It is without question that the airline industry across the world has been severely impacted by the coronavirus.
With social distancing protocols in place, border closures across many nations, and the fear of contracting the virus, many travelers/tourists are unable and/or unwilling to purchase airplane tickets to travel. This has led to devastating downturns in revenues for those in the airplane industry.
Experts predict global annual losses of up to $84.3bn. This unprecedented time has pushed industry giants like American Airlines and Emirates to seek government support.
Ethiopian Airlines’ Cargo Flight
Ethiopian Airlines, one of Africa’s leading airline company has found a new way of generating income by switching from passenger flight to cargo flight. The CEO of Ethiopian Airlines Tewolde Gebremariam said, though 90% of its passenger fleet is currently grounded, the switch from passenger flight to cargo transportation was “a lifesaving decision.”
According to the CEO, the decision was taken in March to shift into “survival mode.” Thus, there was a shift in resources from its passenger flight service to cargo transportation. Tewolde Gebremariam said the ability of the airline to make the switch was a result of its long-standing investment in the cargo business which led to the creation of Africa’s largest and most advanced cargo hub in the capital, Addis Ababa.

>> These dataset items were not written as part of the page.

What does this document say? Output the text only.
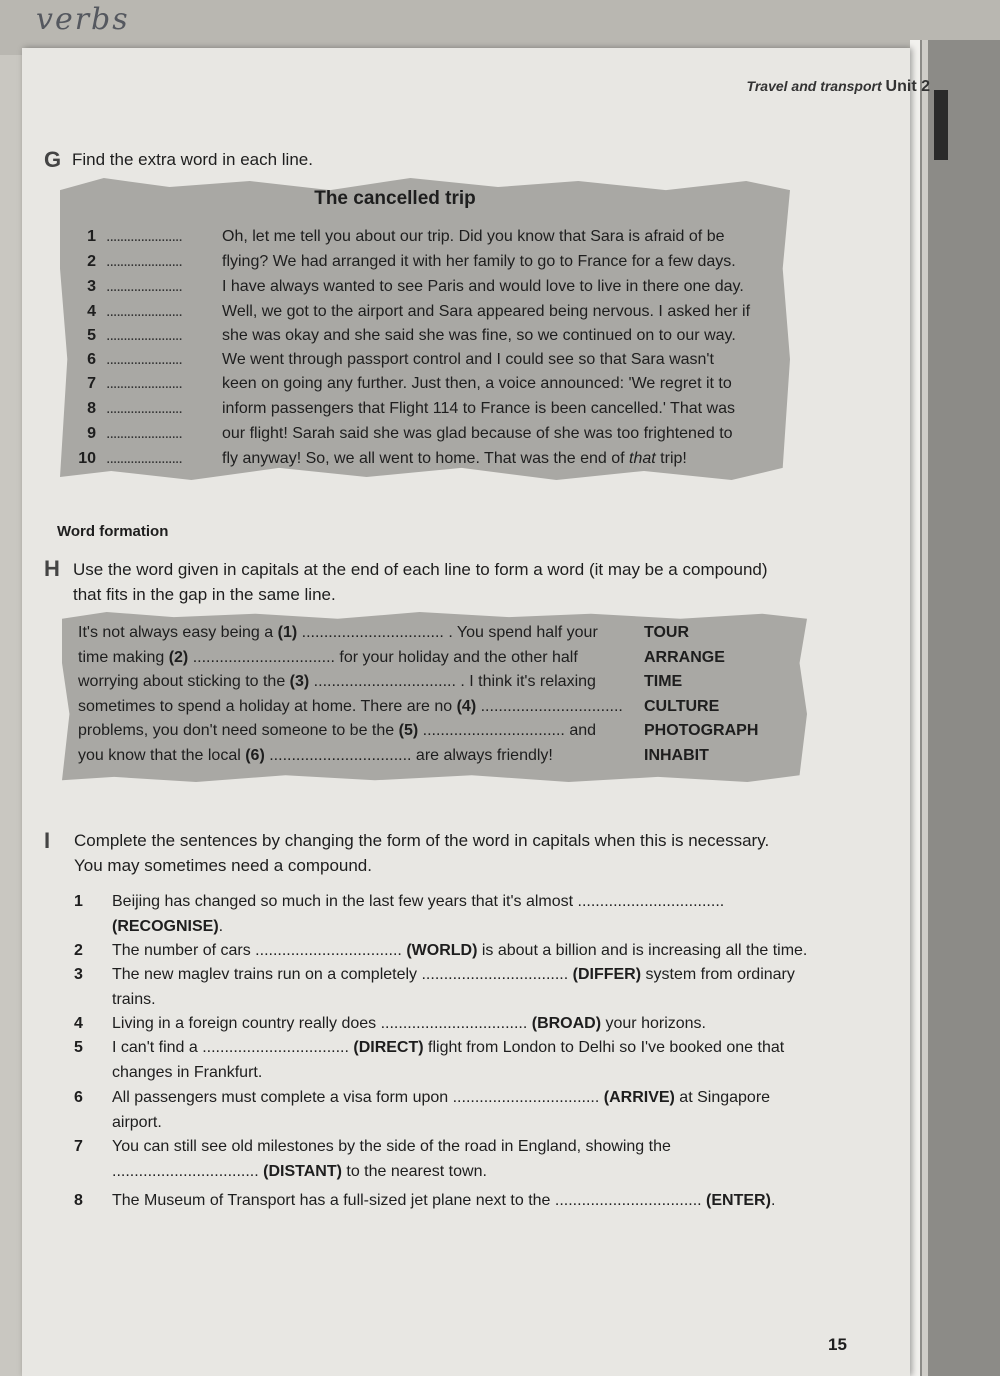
verbs
Travel and transport Unit 2
G Find the extra word in each line.
The cancelled trip
1 ......................	Oh, let me tell you about our trip. Did you know that Sara is afraid of be
2 ......................	flying? We had arranged it with her family to go to France for a few days.
3 ......................	I have always wanted to see Paris and would love to live in there one day.
4 ......................	Well, we got to the airport and Sara appeared being nervous. I asked her if
5 ......................	she was okay and she said she was fine, so we continued on to our way.
6 ......................	We went through passport control and I could see so that Sara wasn't
7 ......................	keen on going any further. Just then, a voice announced: 'We regret it to
8 ......................	inform passengers that Flight 114 to France is been cancelled.' That was
9 ......................	our flight! Sarah said she was glad because of she was too frightened to
10 ......................	fly anyway! So, we all went to home. That was the end of that trip!
Word formation
H Use the word given in capitals at the end of each line to form a word (it may be a compound) that fits in the gap in the same line.
It's not always easy being a (1) ................................ . You spend half your	TOUR
time making (2) ................................ for your holiday and the other half	ARRANGE
worrying about sticking to the (3) ................................ . I think it's relaxing	TIME
sometimes to spend a holiday at home. There are no (4) ................................ CULTURE
problems, you don't need someone to be the (5) ................................ and	PHOTOGRAPH
you know that the local (6) ................................ are always friendly!	INHABIT
I Complete the sentences by changing the form of the word in capitals when this is necessary. You may sometimes need a compound.
1 Beijing has changed so much in the last few years that it's almost ................................. (RECOGNISE).
2 The number of cars ................................. (WORLD) is about a billion and is increasing all the time.
3 The new maglev trains run on a completely ................................. (DIFFER) system from ordinary trains.
4 Living in a foreign country really does ................................. (BROAD) your horizons.
5 I can't find a ................................. (DIRECT) flight from London to Delhi so I've booked one that changes in Frankfurt.
6 All passengers must complete a visa form upon ................................. (ARRIVE) at Singapore airport.
7 You can still see old milestones by the side of the road in England, showing the ................................. (DISTANT) to the nearest town.
8 The Museum of Transport has a full-sized jet plane next to the ................................. (ENTER).
15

Ethiopian Airlines converted 25 passenger aircraft into cargo planes and built on its cargo fleet of 10 Boeing 777s and two Boeing 737s. The International Air Transport Association (IATA) estimates cargo will contribute 26% of airline industry revenue in 2020 which is quite the leap from 12% in 2019.
Cargo Flight destinations
Since the transition, Ethiopian Airlines has started shipping cargo to 70 destinations compared to just 10 at the onset of the pandemic. It also helped to deliver Covid-19 equipment throughout Africa, Europe, the United States of America, and South America. Furthermore, the airline also generated income through repatriation flights.
The airline repatriated Canadian nationals from ten countries which include Guinea, Cameroon, and Sudan. It has also offered to repatriate citizens for varying countries like Nigeria and South Africa.
Although the Cargo business and other income-generating activities have provided some sense of relief for the airline, the CEO, anticipated Ethiopian Airlines will lose $1bn in ticket sales by the end of the first quarter in June.
What this means is, Ethiopian Airlines still needs the main business of passenger flights to be able to function as it did before COVID-19. The steps taking by Ethiopian Airlines is, however, commendable as the COVID-19 era demands changes in business models for survival.